When I had the honor of serving as Ohio Attorney General, I met young men in prisons who could not see their future. Any future. For them, their zip code was their destiny. I’ve come to believe that the greatest gift you can give to a person — or a city — is the ability to imagine, envision and believe in your own future.
Which brings me to the secret sauce of city success.
There is no shortage of theories about the secret sauce for city success. Some experts argue that geography matters more than ever and success depends on physical capital and authentic placemaking. Others submit that cities, regions and states must build human capital and creative talent. Some insist social capital and economic opportunity ultimately define the soul of an economy. Still others predict that the future is about smart digital capital and harnessing the power of technology.
Each of these theories alone is wrong.
A successful city must have all of these elements, and the good news is that, from Gordon Square to Public Square, Cleveland is creating compelling public places, fostering creative and educated talent and charting pathways for economic opportunity and smart technology.
But a city must have something more or the sauce will fall flat. It must believe in itself. Like my father-in-law, it must believe that despite the inevitable setbacks, fumbles and failures, there is a future to strive for and to believe in.
I was reminded of this as I watched the Cavs’ victory parade from the steps of Cleveland City Hall on June 22. It was a sight I’ll never forget. Over a million Trump, Clinton, Sanders, Cruz, Kasich supporters; police officers and community activists; East Siders and West Siders. We were one city. Cleveland became Believeland.
Virtually every small and mid-size American city I have visited over the past five years has had some form of inferiority complex. But those cities that are reinventing themselves are embracing their failures as lessons learned and are celebrating and investing in their distinctive assets.
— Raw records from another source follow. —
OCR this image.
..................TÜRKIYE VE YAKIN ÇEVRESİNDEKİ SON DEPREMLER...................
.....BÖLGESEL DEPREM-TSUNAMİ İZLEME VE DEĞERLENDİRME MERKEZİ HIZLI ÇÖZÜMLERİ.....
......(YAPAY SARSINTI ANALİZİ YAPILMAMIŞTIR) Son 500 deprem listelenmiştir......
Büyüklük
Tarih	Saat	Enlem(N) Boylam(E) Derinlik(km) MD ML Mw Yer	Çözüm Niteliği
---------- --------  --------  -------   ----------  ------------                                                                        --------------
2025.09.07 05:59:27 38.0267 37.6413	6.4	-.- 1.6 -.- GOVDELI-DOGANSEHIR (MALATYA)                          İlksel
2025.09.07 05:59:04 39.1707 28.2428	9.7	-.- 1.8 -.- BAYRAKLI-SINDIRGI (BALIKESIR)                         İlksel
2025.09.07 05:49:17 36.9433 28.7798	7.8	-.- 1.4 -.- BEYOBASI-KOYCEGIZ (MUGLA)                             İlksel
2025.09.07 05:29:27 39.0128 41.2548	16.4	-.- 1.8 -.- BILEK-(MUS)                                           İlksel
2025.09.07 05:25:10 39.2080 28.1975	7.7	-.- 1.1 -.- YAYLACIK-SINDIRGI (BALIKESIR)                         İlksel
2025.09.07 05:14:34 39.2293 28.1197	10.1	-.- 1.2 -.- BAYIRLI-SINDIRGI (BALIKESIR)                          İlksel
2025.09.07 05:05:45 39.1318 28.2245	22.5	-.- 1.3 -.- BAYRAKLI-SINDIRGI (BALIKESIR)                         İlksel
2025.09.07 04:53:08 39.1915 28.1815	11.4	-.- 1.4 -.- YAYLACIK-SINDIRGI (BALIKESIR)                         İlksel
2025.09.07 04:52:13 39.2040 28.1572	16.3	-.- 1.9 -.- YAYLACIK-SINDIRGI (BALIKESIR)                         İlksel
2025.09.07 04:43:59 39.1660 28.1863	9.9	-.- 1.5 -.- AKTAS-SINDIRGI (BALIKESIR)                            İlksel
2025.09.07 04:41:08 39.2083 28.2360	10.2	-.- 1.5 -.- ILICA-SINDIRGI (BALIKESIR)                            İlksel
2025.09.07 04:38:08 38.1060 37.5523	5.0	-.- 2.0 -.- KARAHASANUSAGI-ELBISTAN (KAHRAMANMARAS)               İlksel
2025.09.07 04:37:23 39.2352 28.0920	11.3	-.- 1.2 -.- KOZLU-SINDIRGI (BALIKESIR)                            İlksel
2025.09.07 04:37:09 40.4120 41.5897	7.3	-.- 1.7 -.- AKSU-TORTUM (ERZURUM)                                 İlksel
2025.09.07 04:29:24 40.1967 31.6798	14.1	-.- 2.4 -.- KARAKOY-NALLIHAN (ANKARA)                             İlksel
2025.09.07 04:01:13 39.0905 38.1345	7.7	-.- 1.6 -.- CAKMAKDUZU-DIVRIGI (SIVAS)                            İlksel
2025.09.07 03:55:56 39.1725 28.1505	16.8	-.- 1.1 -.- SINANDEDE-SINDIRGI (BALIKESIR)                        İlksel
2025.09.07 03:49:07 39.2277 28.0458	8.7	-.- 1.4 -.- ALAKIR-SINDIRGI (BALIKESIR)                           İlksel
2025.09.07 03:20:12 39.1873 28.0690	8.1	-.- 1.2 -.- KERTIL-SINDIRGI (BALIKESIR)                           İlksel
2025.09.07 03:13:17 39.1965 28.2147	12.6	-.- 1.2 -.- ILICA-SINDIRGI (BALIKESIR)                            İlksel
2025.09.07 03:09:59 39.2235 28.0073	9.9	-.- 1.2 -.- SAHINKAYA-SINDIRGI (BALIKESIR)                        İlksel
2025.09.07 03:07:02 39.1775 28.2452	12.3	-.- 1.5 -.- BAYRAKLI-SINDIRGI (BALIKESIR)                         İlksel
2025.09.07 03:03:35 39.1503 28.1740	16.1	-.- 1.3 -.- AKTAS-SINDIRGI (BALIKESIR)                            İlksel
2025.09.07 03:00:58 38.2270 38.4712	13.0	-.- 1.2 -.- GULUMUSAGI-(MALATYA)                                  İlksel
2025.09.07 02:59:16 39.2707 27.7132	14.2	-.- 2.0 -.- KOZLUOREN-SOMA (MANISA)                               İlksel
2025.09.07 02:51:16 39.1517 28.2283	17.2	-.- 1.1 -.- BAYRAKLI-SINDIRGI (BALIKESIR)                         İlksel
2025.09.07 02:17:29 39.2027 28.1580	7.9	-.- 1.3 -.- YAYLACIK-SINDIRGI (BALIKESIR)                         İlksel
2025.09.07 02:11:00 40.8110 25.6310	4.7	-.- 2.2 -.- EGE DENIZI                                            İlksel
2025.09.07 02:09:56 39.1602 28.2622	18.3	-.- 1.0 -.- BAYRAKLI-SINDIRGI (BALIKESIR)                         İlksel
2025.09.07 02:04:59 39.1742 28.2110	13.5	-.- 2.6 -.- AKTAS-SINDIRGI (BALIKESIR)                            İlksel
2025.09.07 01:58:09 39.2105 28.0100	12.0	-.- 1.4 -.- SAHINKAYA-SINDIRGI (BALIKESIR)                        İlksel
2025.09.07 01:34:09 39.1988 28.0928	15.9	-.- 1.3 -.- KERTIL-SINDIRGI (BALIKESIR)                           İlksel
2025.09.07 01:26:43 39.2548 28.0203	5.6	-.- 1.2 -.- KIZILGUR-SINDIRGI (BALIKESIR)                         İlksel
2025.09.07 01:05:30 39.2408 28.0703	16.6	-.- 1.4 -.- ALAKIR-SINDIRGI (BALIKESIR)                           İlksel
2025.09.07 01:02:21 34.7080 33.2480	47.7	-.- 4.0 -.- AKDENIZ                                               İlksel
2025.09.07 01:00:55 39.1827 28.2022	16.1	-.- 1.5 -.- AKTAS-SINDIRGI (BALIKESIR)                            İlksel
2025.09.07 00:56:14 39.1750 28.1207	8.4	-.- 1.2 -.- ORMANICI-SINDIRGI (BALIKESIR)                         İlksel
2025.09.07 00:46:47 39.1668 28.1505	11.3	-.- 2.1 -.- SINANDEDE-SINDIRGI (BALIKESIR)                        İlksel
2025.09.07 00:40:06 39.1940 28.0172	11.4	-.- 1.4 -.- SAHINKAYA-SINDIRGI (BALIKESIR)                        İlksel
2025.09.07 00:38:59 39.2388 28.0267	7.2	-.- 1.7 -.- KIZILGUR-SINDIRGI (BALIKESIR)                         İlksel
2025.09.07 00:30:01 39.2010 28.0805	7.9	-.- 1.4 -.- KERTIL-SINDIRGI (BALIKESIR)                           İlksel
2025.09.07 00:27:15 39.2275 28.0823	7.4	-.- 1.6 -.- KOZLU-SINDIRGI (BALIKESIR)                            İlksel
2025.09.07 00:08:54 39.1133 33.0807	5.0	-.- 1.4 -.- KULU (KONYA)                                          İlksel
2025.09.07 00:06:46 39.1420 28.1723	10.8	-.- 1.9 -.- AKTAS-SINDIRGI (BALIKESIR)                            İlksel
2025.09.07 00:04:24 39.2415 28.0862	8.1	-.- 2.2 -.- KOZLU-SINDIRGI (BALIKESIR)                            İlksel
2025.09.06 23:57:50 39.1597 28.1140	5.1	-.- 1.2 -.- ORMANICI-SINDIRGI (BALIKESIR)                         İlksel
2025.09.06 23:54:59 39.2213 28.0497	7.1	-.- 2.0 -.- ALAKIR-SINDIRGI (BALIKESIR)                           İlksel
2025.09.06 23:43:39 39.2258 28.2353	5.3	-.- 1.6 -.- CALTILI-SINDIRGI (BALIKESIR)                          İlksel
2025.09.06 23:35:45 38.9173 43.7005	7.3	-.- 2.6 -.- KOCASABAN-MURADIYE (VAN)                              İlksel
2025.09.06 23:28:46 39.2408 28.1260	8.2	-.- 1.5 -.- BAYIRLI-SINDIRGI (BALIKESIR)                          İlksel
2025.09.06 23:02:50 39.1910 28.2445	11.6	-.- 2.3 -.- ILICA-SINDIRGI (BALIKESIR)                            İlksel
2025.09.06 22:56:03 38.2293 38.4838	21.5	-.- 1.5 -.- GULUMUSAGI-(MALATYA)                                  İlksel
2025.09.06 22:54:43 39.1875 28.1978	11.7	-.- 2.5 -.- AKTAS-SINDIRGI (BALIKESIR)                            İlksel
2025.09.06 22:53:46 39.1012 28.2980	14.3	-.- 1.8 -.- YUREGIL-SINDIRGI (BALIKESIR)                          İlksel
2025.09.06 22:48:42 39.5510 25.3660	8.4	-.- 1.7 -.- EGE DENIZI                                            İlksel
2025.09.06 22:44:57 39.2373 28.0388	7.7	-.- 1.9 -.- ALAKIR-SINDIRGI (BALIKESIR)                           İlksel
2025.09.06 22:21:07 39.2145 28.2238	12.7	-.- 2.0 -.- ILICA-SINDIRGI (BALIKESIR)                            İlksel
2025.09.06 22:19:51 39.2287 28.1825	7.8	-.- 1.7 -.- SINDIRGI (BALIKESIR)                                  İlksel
As Harvard Business School Professor Rosabeth Moss Kanter notes in her book, "Confidence," about the relationship between the winning and losing streaks of sports teams and how companies and cities succeed, “Cynics are too ready to dismiss positive messages about will, team spirit and motivation as self-help babble. They are wrong.”
In Des Moines, Iowa, one of those cities with an historic inferiority complex that has gained a new self-confidence, the most popular T-shirt is “Des Moines. Hell, Yes.” Like Des Moines, our attitude will determine Cleveland’s altitude. To succeed, Believeland must be more than a slogan. It must be who we are. We are a city where, in the words of LeBron James, “...nothing is given. Everything is earned.” We all must step up and accept the challenge, and proudly call Cleveland our home no matter what victories and losses lie ahead. We have the earned the right to believe in ourselves.